Practical approaches to achieve these goals were the focus of a training workshop on High Performance Buildings, held in Yerevan, Armenia, on 21-22 November 2019.
Professionals at construction and design companies, scientific and educational organizations, testing laboratories, government officials, independent experts, engineers and architects from Armenia, Georgia, Kyrgyzstan, North Macedonia, Republic of Moldova, Russian Federation, and Ukraine had an opportunity to learn first-hand about concrete ways to achieve high performance standards in new and retrofitted buildings.
The event was jointly organized by UNECE and UNDP Armenia under the auspices of the UNECE Joint Task Force on Energy Efficiency Standards in Buildings and with support of the Urban Development Committee of Armenia.
The Passive House Institute provided information on Passive House fundamentals and components, including construction systems, windows, facades, air tightness and heating, ventilation and air conditioning (HVAC) systems. Training included presentation of examples of buildings constructed and retrofitted to Passive House standard under various climatic and socio-economic conditions and software demonstration.
The second day of the workshop was focused on discussions of countries' experiences in applying high performance buildings principles in practice and on contribution from international organizations in assisting countries in implementing high performance standards in buildings. Panelists and participants looked at the challenges in implementing High Performance Buildings principles and Passive House standard in their countries and at the missing links for adoption of more advanced energy efficiency standards in buildings.

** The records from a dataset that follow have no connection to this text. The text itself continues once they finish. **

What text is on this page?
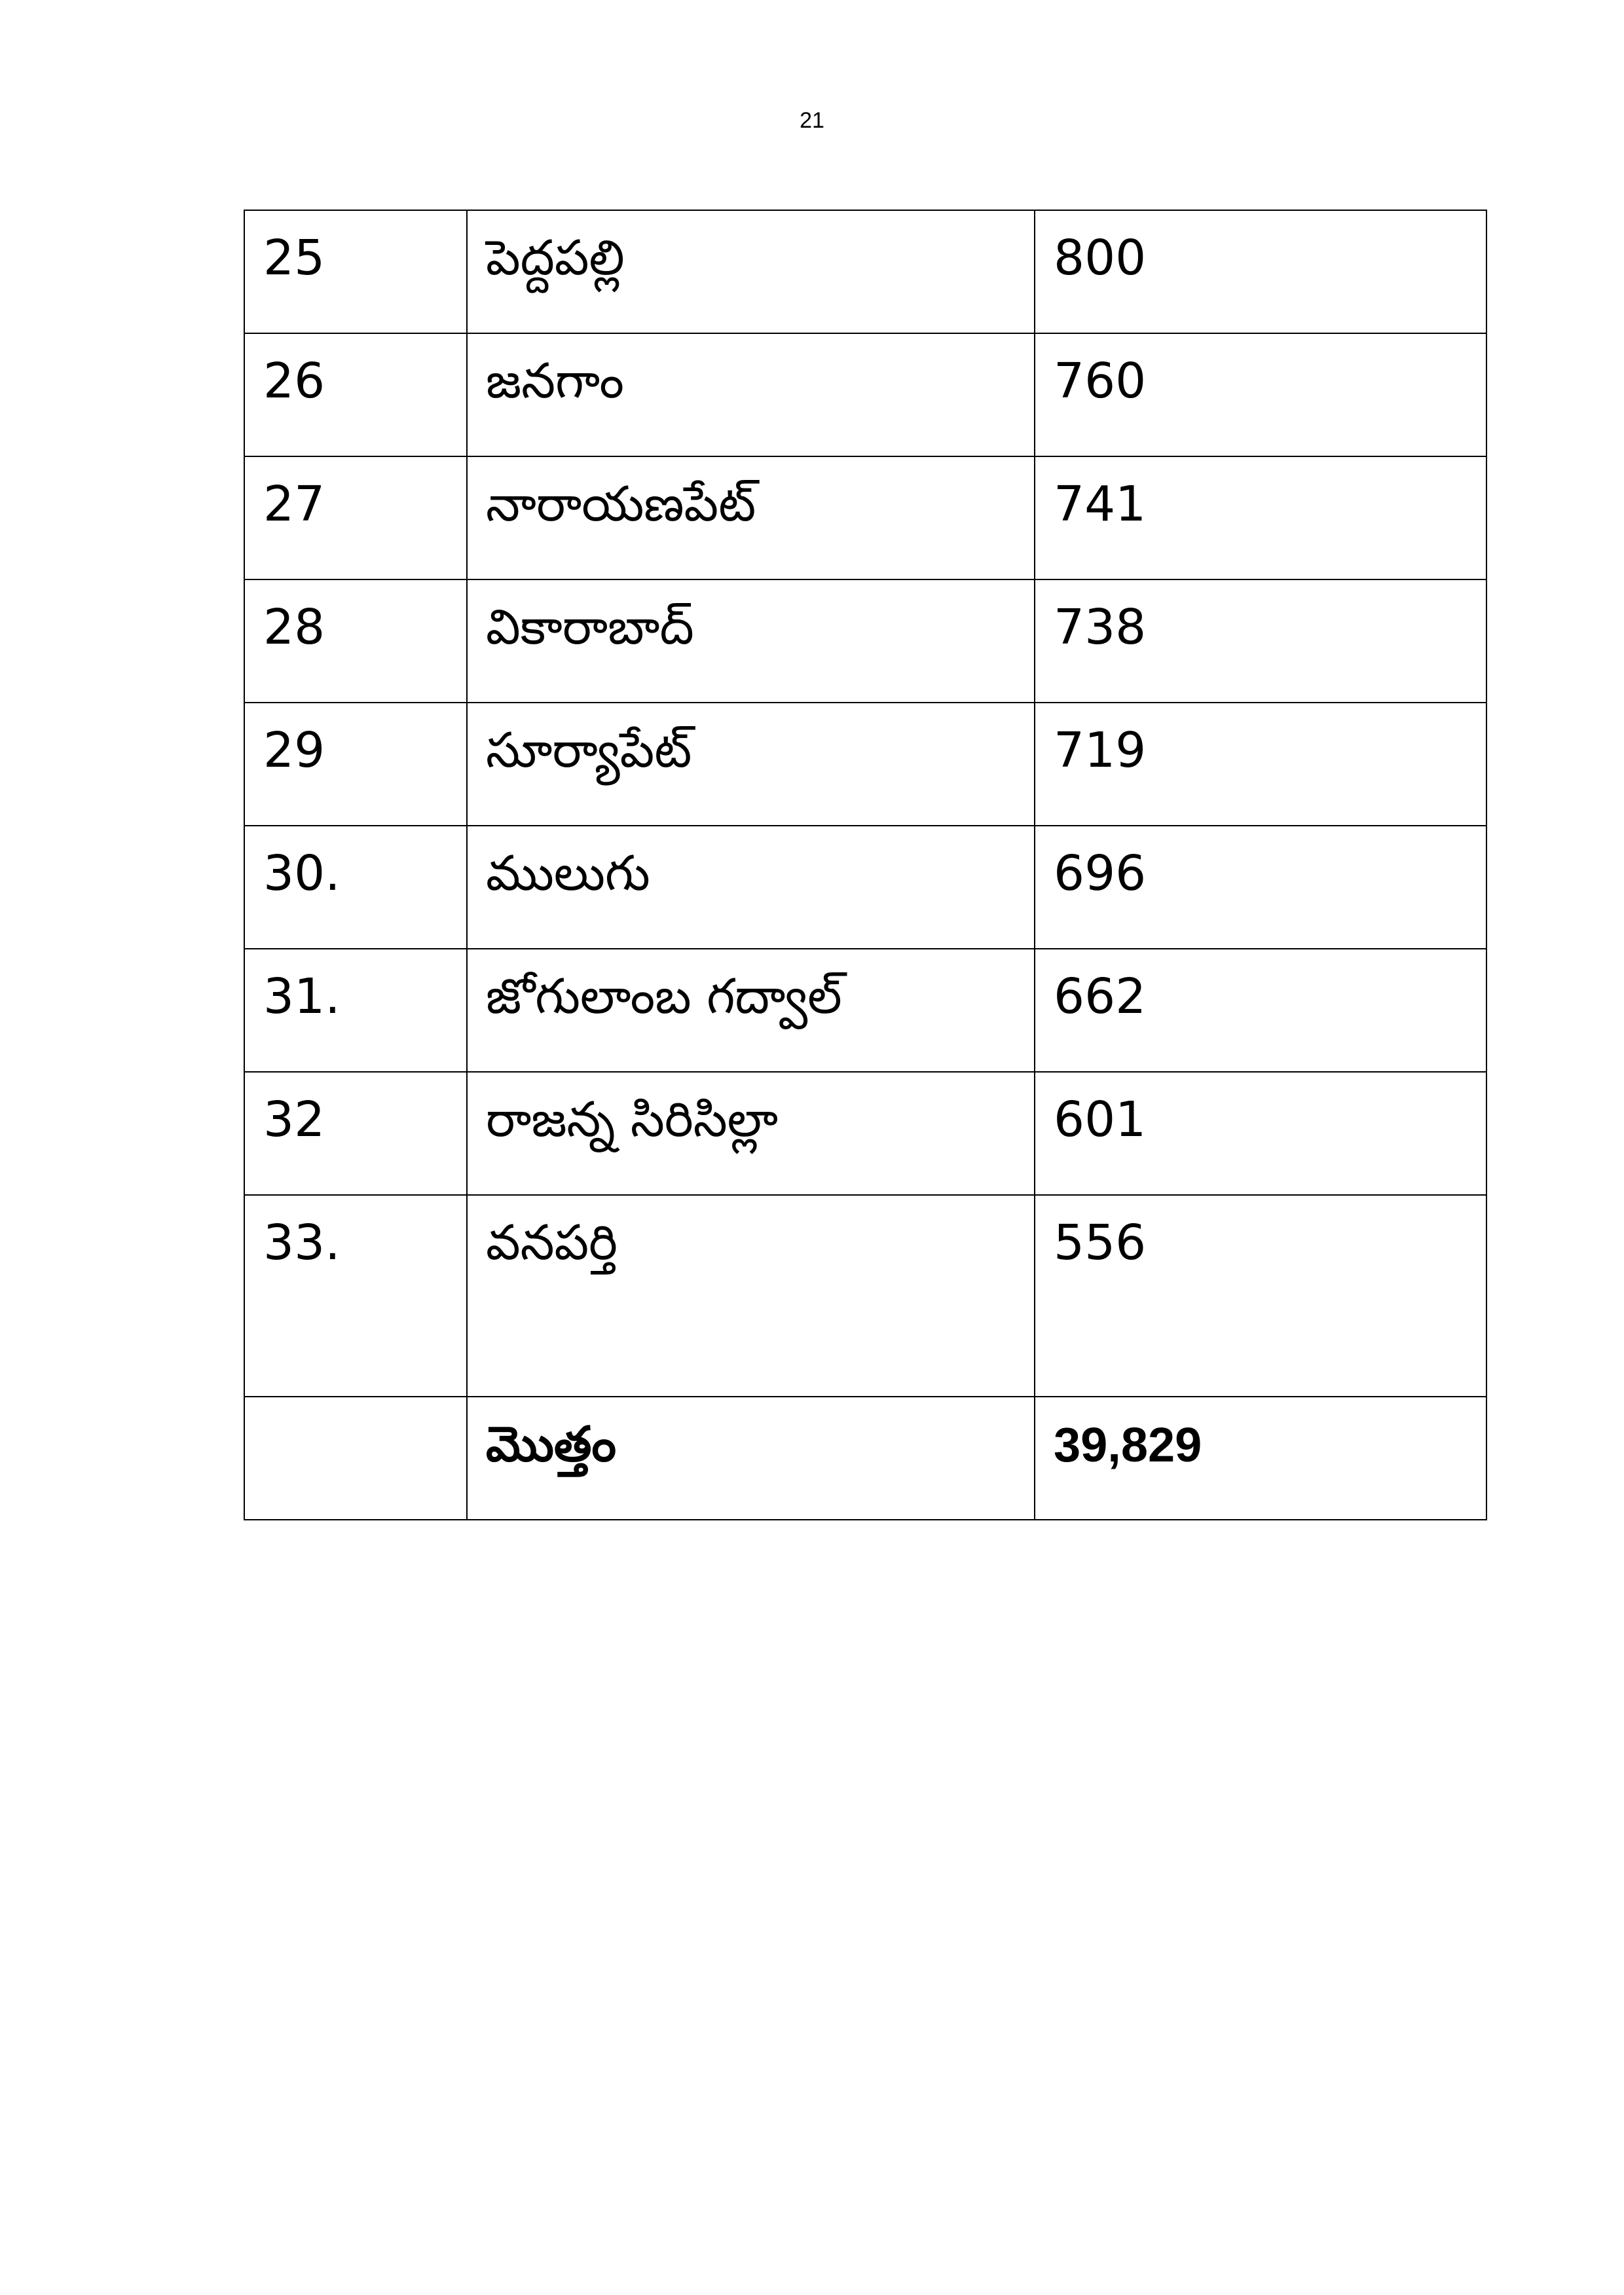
21
25	పెద్దపల్లి	800
26	జనగాం	760
27	నారాయణపేట్	741
28	వికారాబాద్	738
29	సూర్యాపేట్	719
30.	ములుగు	696
31.	జోగులాంబ గద్వాల్	662
32	రాజన్న సిరిసిల్లా	601
33.	వనపర్తి	556
	మొత్తం	39,829
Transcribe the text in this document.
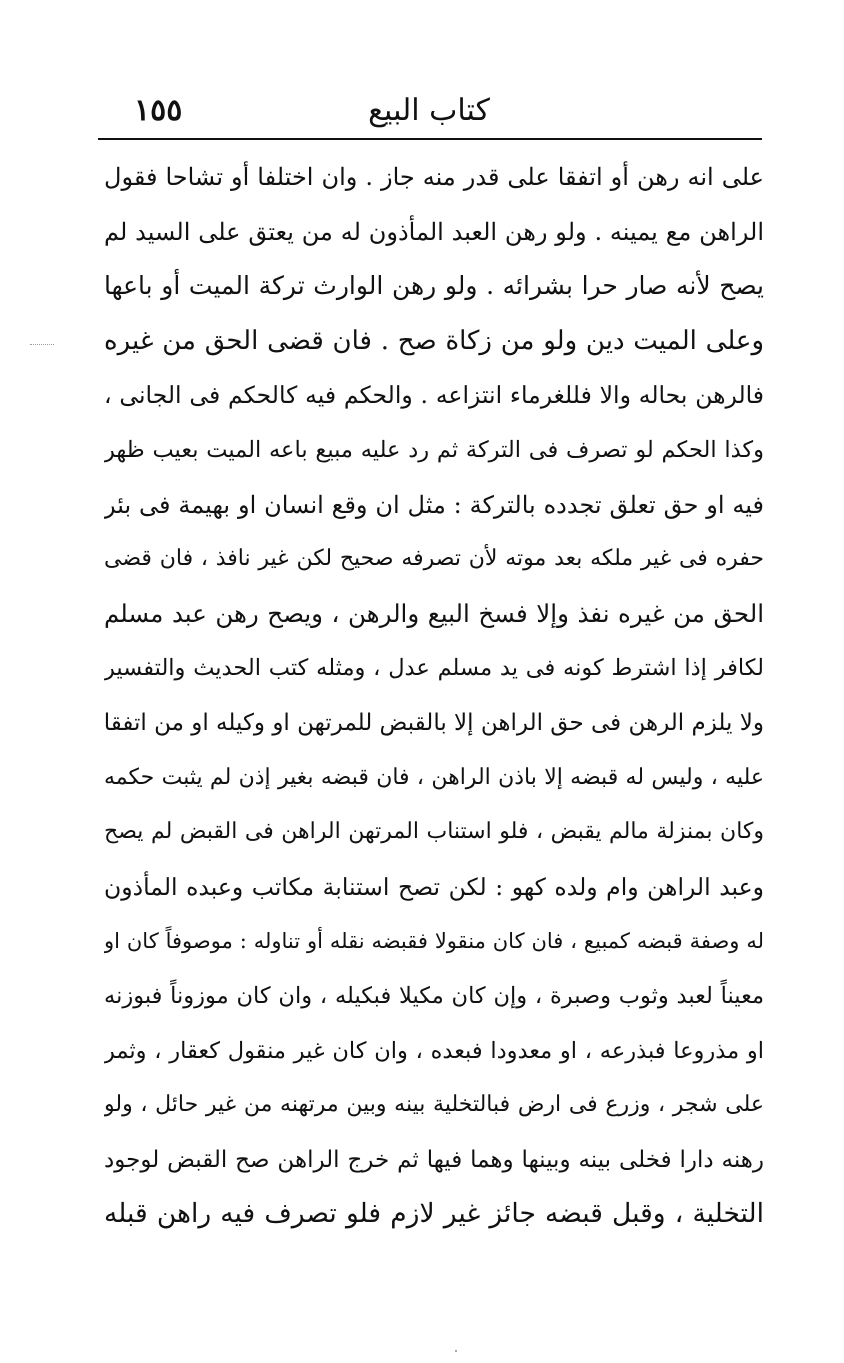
١٥٥	كتاب البيع
على انه رهن أو اتفقا على قدر منه جاز . وان اختلفا أو تشاحا فقول
الراهن مع يمينه . ولو رهن العبد المأذون له من يعتق على السيد لم
يصح لأنه صار حرا بشرائه . ولو رهن الوارث تركة الميت أو باعها
وعلى الميت دين ولو من زكاة صح . فان قضى الحق من غيره
فالرهن بحاله والا فللغرماء انتزاعه . والحكم فيه كالحكم فى الجانى ،
وكذا الحكم لو تصرف فى التركة ثم رد عليه مبيع باعه الميت بعيب ظهر
فيه او حق تعلق تجدده بالتركة : مثل ان وقع انسان او بهيمة فى بئر
حفره فى غير ملكه بعد موته لأن تصرفه صحيح لكن غير نافذ ، فان قضى
الحق من غيره نفذ وإلا فسخ البيع والرهن ، ويصح رهن عبد مسلم
لكافر إذا اشترط كونه فى يد مسلم عدل ، ومثله كتب الحديث والتفسير
ولا يلزم الرهن فى حق الراهن إلا بالقبض للمرتهن او وكيله او من اتفقا
عليه ، وليس له قبضه إلا باذن الراهن ، فان قبضه بغير إذن لم يثبت حكمه
وكان بمنزلة مالم يقبض ، فلو استناب المرتهن الراهن فى القبض لم يصح
وعبد الراهن وام ولده كهو : لكن تصح استنابة مكاتب وعبده المأذون
له وصفة قبضه كمبيع ، فان كان منقولا فقبضه نقله أو تناوله : موصوفاً كان او
معيناً لعبد وثوب وصبرة ، وإن كان مكيلا فبكيله ، وان كان موزوناً فبوزنه
او مذروعا فبذرعه ، او معدودا فبعده ، وان كان غير منقول كعقار ، وثمر
على شجر ، وزرع فى ارض فبالتخلية بينه وبين مرتهنه من غير حائل ، ولو
رهنه دارا فخلى بينه وبينها وهما فيها ثم خرج الراهن صح القبض لوجود
التخلية ، وقبل قبضه جائز غير لازم فلو تصرف فيه راهن قبله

Representatives of UNECE, UNDP, Energy Charter, Energy Community, Copenhagen Centre on Energy Efficiency, and Passive House Institute discussed the role international organizations can have in helping countries with advancing energy efficiency in buildings. Panelists and participants also considered how good examples from other countries with different socio-economic conditions be used in developing policy options and business models for increasing energy efficiency in buildings. UNDP Armenia provided information on their work on “De-Risking and Scaling-up Investment in Energy Efficient Building Retrofits” in Armenia.
Workshop participants highlighted the value of combine practical training for building sector professionals with policy discussions on how to encourage implementation of best practices.